Conversation

Contextualized Query Rewriting

Dataset com.github.aagohary.canard

datamaestro.data.ml.Supervised

Question-in-context rewriting

Tags: query, context, conversation

Tasks: query rewriting

External link: https://sites.google.com/view/qanta/projects/canard

CANARD is a dataset for question-in-context rewriting that consists of questions each given in a dialog context together with a context-independent rewriting of the question. The context of each question is the dialog utterances that precede the question. CANARD can be used to evaluate question rewriting models that handle important linguistic phenomena such as co-reference and ellipsis resolution.

Each dataset is an instance of :class:datamaestro_text.data.conversation.CanardDataset

Dataset com.github.prdwb.orconvqa.preprocessed

datamaestro.data.ml.Supervised

Open-Retrieval Conversational Question Answering datasets

Tags: query, context, conversation

Tasks: query rewriting

External link: https://github.com/prdwb/orconvqa-release

OrConvQA is an aggregation of three existing datasets:

  1. the QuAC dataset that offers information-seeking conversations,

  2. the CANARD dataset that consists of context-independent rewrites of QuAC questions, and

  3. the Wikipedia corpus that serves as the knowledge source of answering questions.

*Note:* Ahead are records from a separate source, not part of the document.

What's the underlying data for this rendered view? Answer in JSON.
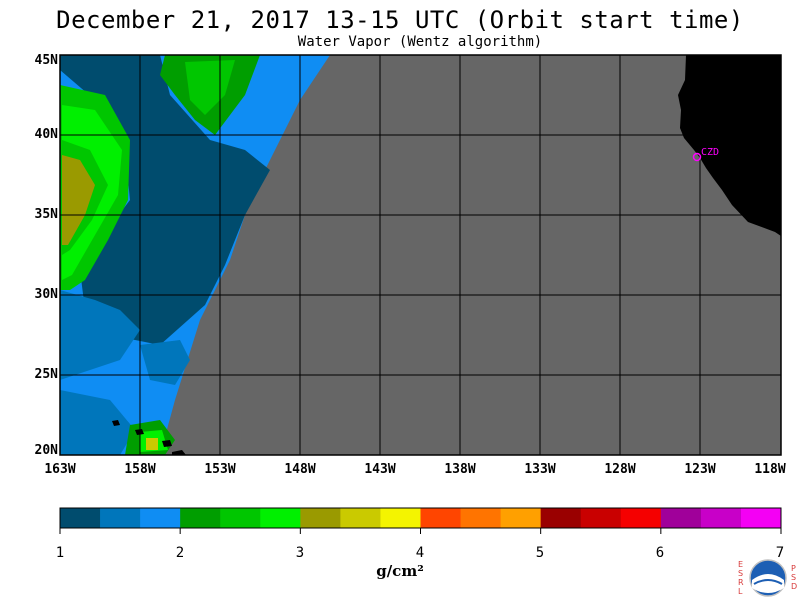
{
  "title": "December 21, 2017  13-15 UTC  (Orbit start time)",
  "subtitle": "Water Vapor (Wentz algorithm)",
  "lat_labels": [
    "45N",
    "40N",
    "35N",
    "30N",
    "25N",
    "20N"
  ],
  "lon_labels": [
    "163W",
    "158W",
    "153W",
    "148W",
    "143W",
    "138W",
    "133W",
    "128W",
    "123W",
    "118W"
  ],
  "station_label": "CZD",
  "colorbar": {
    "ticks": [
      "1",
      "2",
      "3",
      "4",
      "5",
      "6",
      "7"
    ],
    "unit": "g/cm²",
    "colors": [
      "#004c6e",
      "#0076bb",
      "#0f8df3",
      "#009e00",
      "#00c600",
      "#00f000",
      "#9a9a00",
      "#caca00",
      "#f4f400",
      "#ff4500",
      "#ff7400",
      "#ffa000",
      "#9a0000",
      "#c90000",
      "#f50000",
      "#a0009a",
      "#c800c8",
      "#f400f4"
    ]
  },
  "colors": {
    "no_data": "#666666",
    "land": "#000000",
    "grid": "#000000",
    "station": "#ff00ff"
  },
  "logo": {
    "left_letters": [
      "E",
      "S",
      "R",
      "L"
    ],
    "right_letters": [
      "P",
      "S",
      "D"
    ],
    "text": "NOAA"
  }
}
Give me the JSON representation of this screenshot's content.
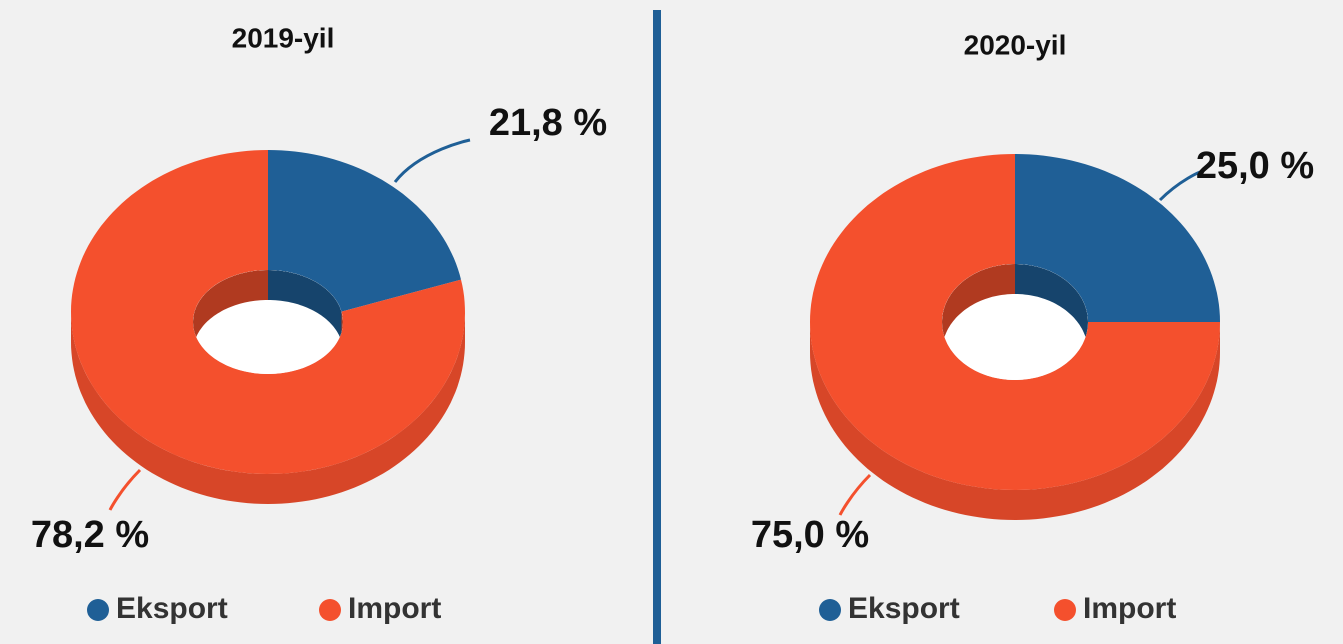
{
  "chart_data": [
    {
      "type": "pie",
      "title": "2019-yil",
      "categories": [
        "Eksport",
        "Import"
      ],
      "values": [
        21.8,
        78.2
      ],
      "value_labels": [
        "21,8 %",
        "78,2 %"
      ],
      "colors": [
        "#1f5f96",
        "#f4502d"
      ],
      "legend": "bottom"
    },
    {
      "type": "pie",
      "title": "2020-yil",
      "categories": [
        "Eksport",
        "Import"
      ],
      "values": [
        25.0,
        75.0
      ],
      "value_labels": [
        "25,0 %",
        "75,0 %"
      ],
      "colors": [
        "#1f5f96",
        "#f4502d"
      ],
      "legend": "bottom"
    }
  ]
}
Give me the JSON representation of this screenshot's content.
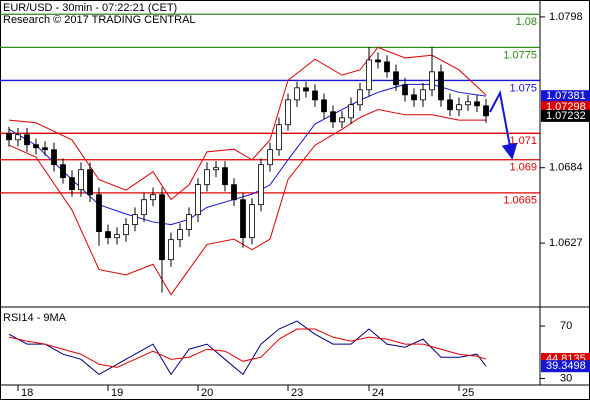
{
  "chart_data": [
    {
      "type": "candlestick",
      "title": "EUR/USD - 30min - 07:22:21 (CET)",
      "subtitle": "Research © 2017 TRADING CENTRAL",
      "categories": [
        null,
        "18",
        null,
        null,
        null,
        null,
        null,
        null,
        null,
        null,
        null,
        "19",
        null,
        null,
        null,
        null,
        null,
        null,
        null,
        null,
        null,
        "20",
        null,
        null,
        null,
        null,
        null,
        null,
        null,
        null,
        null,
        "23",
        null,
        null,
        null,
        null,
        null,
        null,
        null,
        null,
        "24",
        null,
        null,
        null,
        null,
        null,
        null,
        null,
        null,
        null,
        "25",
        null,
        null,
        null
      ],
      "open": [
        1.071,
        1.07051,
        1.07089,
        1.07014,
        1.06991,
        1.06976,
        1.06863,
        1.06765,
        1.06674,
        1.06825,
        1.06636,
        1.06357,
        1.06311,
        1.06334,
        1.0641,
        1.06485,
        1.06598,
        1.06636,
        1.06145,
        1.06296,
        1.06372,
        1.06485,
        1.06712,
        1.06825,
        1.0684,
        1.06712,
        1.06598,
        1.06311,
        1.06561,
        1.06863,
        1.06976,
        1.07165,
        1.07353,
        1.07444,
        1.0742,
        1.07353,
        1.07263,
        1.07187,
        1.07217,
        1.07316,
        1.07429,
        1.07655,
        1.0764,
        1.07565,
        1.07467,
        1.07391,
        1.07353,
        1.07429,
        1.07565,
        1.07353,
        1.07278,
        1.07316,
        1.07338,
        1.07308
      ],
      "high": [
        1.0715,
        1.0714,
        1.0714,
        1.0706,
        1.0704,
        1.0703,
        1.0691,
        1.0682,
        1.0688,
        1.0688,
        1.0669,
        1.0641,
        1.0639,
        1.0646,
        1.0654,
        1.0665,
        1.0669,
        1.0669,
        1.0635,
        1.0642,
        1.0654,
        1.0676,
        1.0688,
        1.0689,
        1.0689,
        1.0676,
        1.0665,
        1.0661,
        1.0691,
        1.0703,
        1.0722,
        1.074,
        1.0749,
        1.0749,
        1.0747,
        1.074,
        1.0731,
        1.0727,
        1.0737,
        1.0748,
        1.07753,
        1.0771,
        1.0769,
        1.0762,
        1.0752,
        1.0744,
        1.0748,
        1.07753,
        1.0762,
        1.074,
        1.0737,
        1.0739,
        1.0739,
        1.0736
      ],
      "low": [
        1.07,
        1.07,
        1.0696,
        1.0694,
        1.0693,
        1.0681,
        1.0672,
        1.0662,
        1.0662,
        1.0658,
        1.0625,
        1.0626,
        1.0626,
        1.0628,
        1.0636,
        1.0643,
        1.0655,
        1.05896,
        1.0609,
        1.0624,
        1.0632,
        1.0643,
        1.0666,
        1.0677,
        1.0666,
        1.0655,
        1.06236,
        1.0626,
        1.0651,
        1.0681,
        1.0693,
        1.0712,
        1.073,
        1.0737,
        1.073,
        1.0721,
        1.0714,
        1.0714,
        1.0717,
        1.0727,
        1.0738,
        1.0759,
        1.0752,
        1.0742,
        1.0734,
        1.073,
        1.073,
        1.0738,
        1.073,
        1.0723,
        1.0723,
        1.0727,
        1.0726,
        1.0718
      ],
      "close": [
        1.07051,
        1.07089,
        1.07014,
        1.06991,
        1.06976,
        1.06863,
        1.06765,
        1.06674,
        1.06825,
        1.06636,
        1.06357,
        1.06311,
        1.06334,
        1.0641,
        1.06485,
        1.06598,
        1.06636,
        1.06145,
        1.06296,
        1.06372,
        1.06485,
        1.06712,
        1.06825,
        1.0684,
        1.06712,
        1.06598,
        1.06311,
        1.06561,
        1.06863,
        1.06976,
        1.07165,
        1.07353,
        1.07444,
        1.0742,
        1.07353,
        1.07263,
        1.07187,
        1.07217,
        1.07316,
        1.07429,
        1.07655,
        1.0764,
        1.07565,
        1.07467,
        1.07391,
        1.07353,
        1.07429,
        1.07565,
        1.07353,
        1.07278,
        1.07316,
        1.07338,
        1.07308,
        1.07232
      ],
      "color": "#000000",
      "lines": [
        {
          "color": "#1515d4",
          "x": [
            0,
            3,
            7,
            10,
            13,
            16,
            18,
            20,
            22,
            25,
            27,
            29,
            31,
            34,
            37,
            39,
            41,
            44,
            47,
            50,
            53
          ],
          "values": [
            1.0713,
            1.0701,
            1.0675,
            1.0656,
            1.0649,
            1.0643,
            1.0641,
            1.0645,
            1.0654,
            1.066,
            1.0664,
            1.0671,
            1.069,
            1.0717,
            1.0728,
            1.0735,
            1.0741,
            1.0747,
            1.0747,
            1.0741,
            1.07381
          ]
        },
        {
          "color": "#dd0000",
          "x": [
            0,
            3,
            7,
            10,
            13,
            16,
            18,
            20,
            22,
            25,
            27,
            29,
            31,
            34,
            37,
            39,
            41,
            44,
            47,
            50,
            53
          ],
          "values": [
            1.072,
            1.0718,
            1.0705,
            1.0675,
            1.0667,
            1.0681,
            1.066,
            1.0671,
            1.0696,
            1.0698,
            1.069,
            1.0705,
            1.075,
            1.0766,
            1.0754,
            1.0758,
            1.0775,
            1.0767,
            1.0769,
            1.0758,
            1.0739
          ]
        },
        {
          "color": "#dd0000",
          "x": [
            0,
            3,
            7,
            10,
            13,
            16,
            18,
            20,
            22,
            25,
            27,
            29,
            31,
            34,
            37,
            39,
            41,
            44,
            47,
            50,
            53
          ],
          "values": [
            1.0701,
            1.0692,
            1.0652,
            1.0607,
            1.0603,
            1.0611,
            1.0588,
            1.0607,
            1.0626,
            1.063,
            1.0622,
            1.063,
            1.0675,
            1.0701,
            1.0713,
            1.0722,
            1.0728,
            1.0724,
            1.0724,
            1.072,
            1.072
          ]
        }
      ],
      "levels": [
        {
          "value": 1.08,
          "color": "#2a8a1a"
        },
        {
          "value": 1.0775,
          "color": "#2a8a1a"
        },
        {
          "value": 1.075,
          "color": "#1515d4"
        },
        {
          "value": 1.071,
          "color": "#dd0000"
        },
        {
          "value": 1.069,
          "color": "#dd0000"
        },
        {
          "value": 1.0665,
          "color": "#dd0000"
        }
      ],
      "price_tags": [
        {
          "value": 1.07381,
          "color": "#1515d4"
        },
        {
          "value": 1.07298,
          "color": "#dd0000"
        },
        {
          "value": 1.07232,
          "color": "#000000"
        }
      ],
      "ylim": [
        1.05802,
        1.08108
      ],
      "yticks": [
        1.0798,
        1.0684,
        1.0627
      ]
    },
    {
      "type": "line",
      "title": "RSI14 - 9MA",
      "series": [
        {
          "color": "#000080",
          "x": [
            0,
            2,
            4,
            6,
            8,
            10,
            12,
            14,
            16,
            18,
            20,
            22,
            24,
            26,
            28,
            30,
            32,
            34,
            36,
            38,
            40,
            42,
            44,
            46,
            48,
            50,
            52,
            53
          ],
          "values": [
            63.8,
            56.2,
            56.2,
            48.5,
            44.6,
            33.1,
            40.8,
            48.5,
            56.2,
            33.1,
            52.3,
            56.2,
            44.6,
            33.1,
            56.2,
            67.7,
            73.8,
            63.8,
            56.2,
            56.2,
            67.7,
            56.2,
            53.8,
            60.0,
            46.2,
            46.2,
            48.5,
            39.3
          ]
        },
        {
          "color": "#dd0000",
          "x": [
            0,
            2,
            4,
            6,
            8,
            10,
            12,
            14,
            16,
            18,
            20,
            22,
            24,
            26,
            28,
            30,
            32,
            34,
            36,
            38,
            40,
            42,
            44,
            46,
            48,
            50,
            52,
            53
          ],
          "values": [
            61.5,
            58.5,
            56.2,
            52.3,
            48.5,
            40.8,
            38.5,
            44.6,
            50.8,
            44.6,
            46.2,
            52.3,
            50.8,
            43.1,
            46.2,
            60.0,
            67.7,
            67.7,
            61.5,
            58.5,
            61.5,
            60.0,
            56.2,
            56.2,
            52.3,
            48.5,
            46.9,
            44.8
          ]
        }
      ],
      "value_tags": [
        {
          "value": 44.8135,
          "color": "#dd0000"
        },
        {
          "value": 39.3498,
          "color": "#1515d4"
        }
      ],
      "ylim": [
        25,
        83
      ],
      "yticks": [
        70,
        30
      ]
    }
  ]
}
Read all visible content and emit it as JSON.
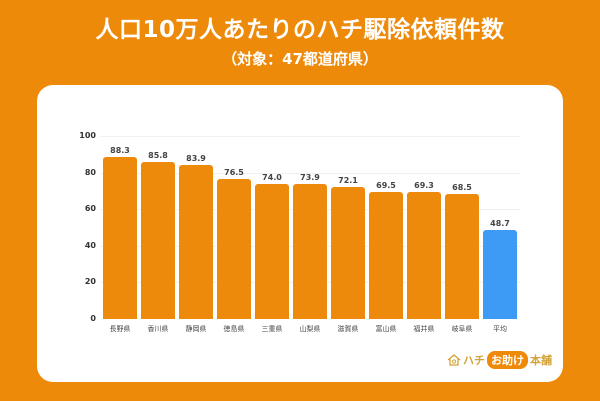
{
  "header": {
    "title": "人口10万人あたりのハチ駆除依頼件数",
    "subtitle": "（対象：47都道府県）"
  },
  "colors": {
    "background": "#ED8A0A",
    "bar_primary": "#EE8A0B",
    "bar_average": "#3D9BF5",
    "card": "#FFFFFF"
  },
  "chart_data": {
    "type": "bar",
    "title": "人口10万人あたりのハチ駆除依頼件数",
    "subtitle": "（対象：47都道府県）",
    "xlabel": "",
    "ylabel": "",
    "ylim": [
      0,
      100
    ],
    "yticks": [
      0,
      20,
      40,
      60,
      80,
      100
    ],
    "grid": true,
    "legend": null,
    "categories": [
      "長野県",
      "香川県",
      "静岡県",
      "徳島県",
      "三重県",
      "山梨県",
      "滋賀県",
      "富山県",
      "福井県",
      "岐阜県",
      "平均"
    ],
    "values": [
      88.3,
      85.8,
      83.9,
      76.5,
      74.0,
      73.9,
      72.1,
      69.5,
      69.3,
      68.5,
      48.7
    ],
    "value_labels": [
      "88.3",
      "85.8",
      "83.9",
      "76.5",
      "74.0",
      "73.9",
      "72.1",
      "69.5",
      "69.3",
      "68.5",
      "48.7"
    ],
    "highlight_index": 10
  },
  "logo": {
    "part1": "ハチ",
    "part2": "お助け",
    "part3": "本舗"
  }
}
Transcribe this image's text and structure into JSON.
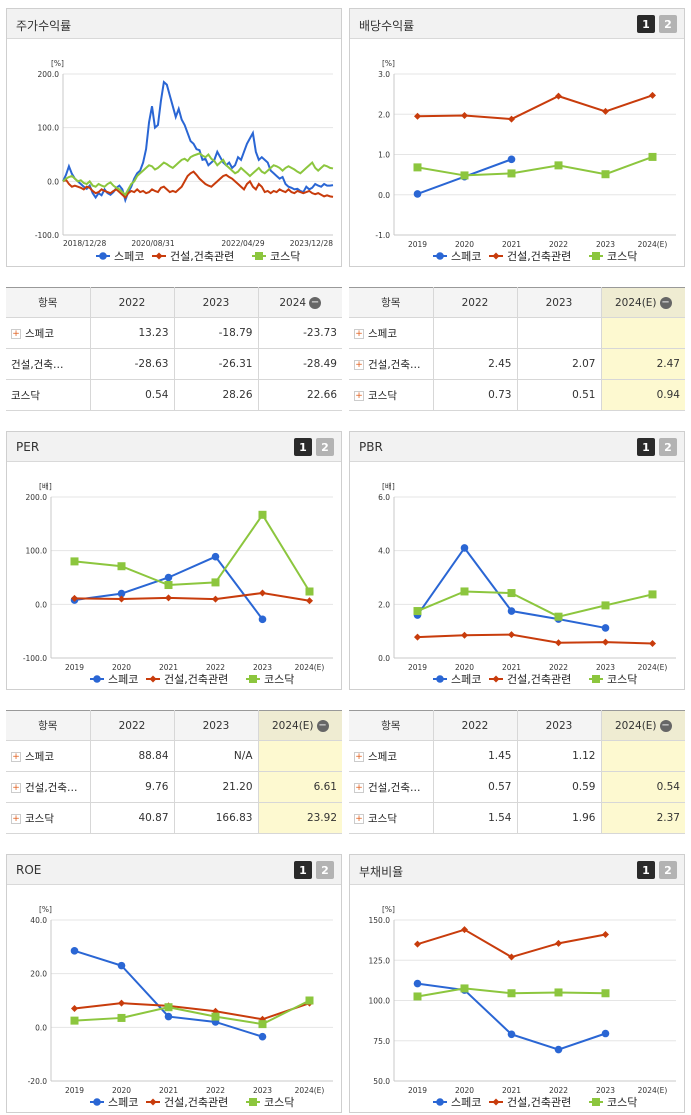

Each dataset is an instance of :class:datamaestro_text.data.conversation.OrConvQADataset

Dataset com.github.prdwb.orconvqa.passages

datamaestro_text.data.ir.stores.OrConvQADocumentStore

orConvQA wikipedia files

External link: https://github.com/prdwb/orconvqa-release

OrConvQA is an aggregation of three existing datasets:

  1. the QuAC dataset that offers information-seeking conversations,

  2. the CANARD dataset that consists of context-independent rewrites of QuAC questions, and

  3. the Wikipedia corpus that serves as the knowledge source of answering questions.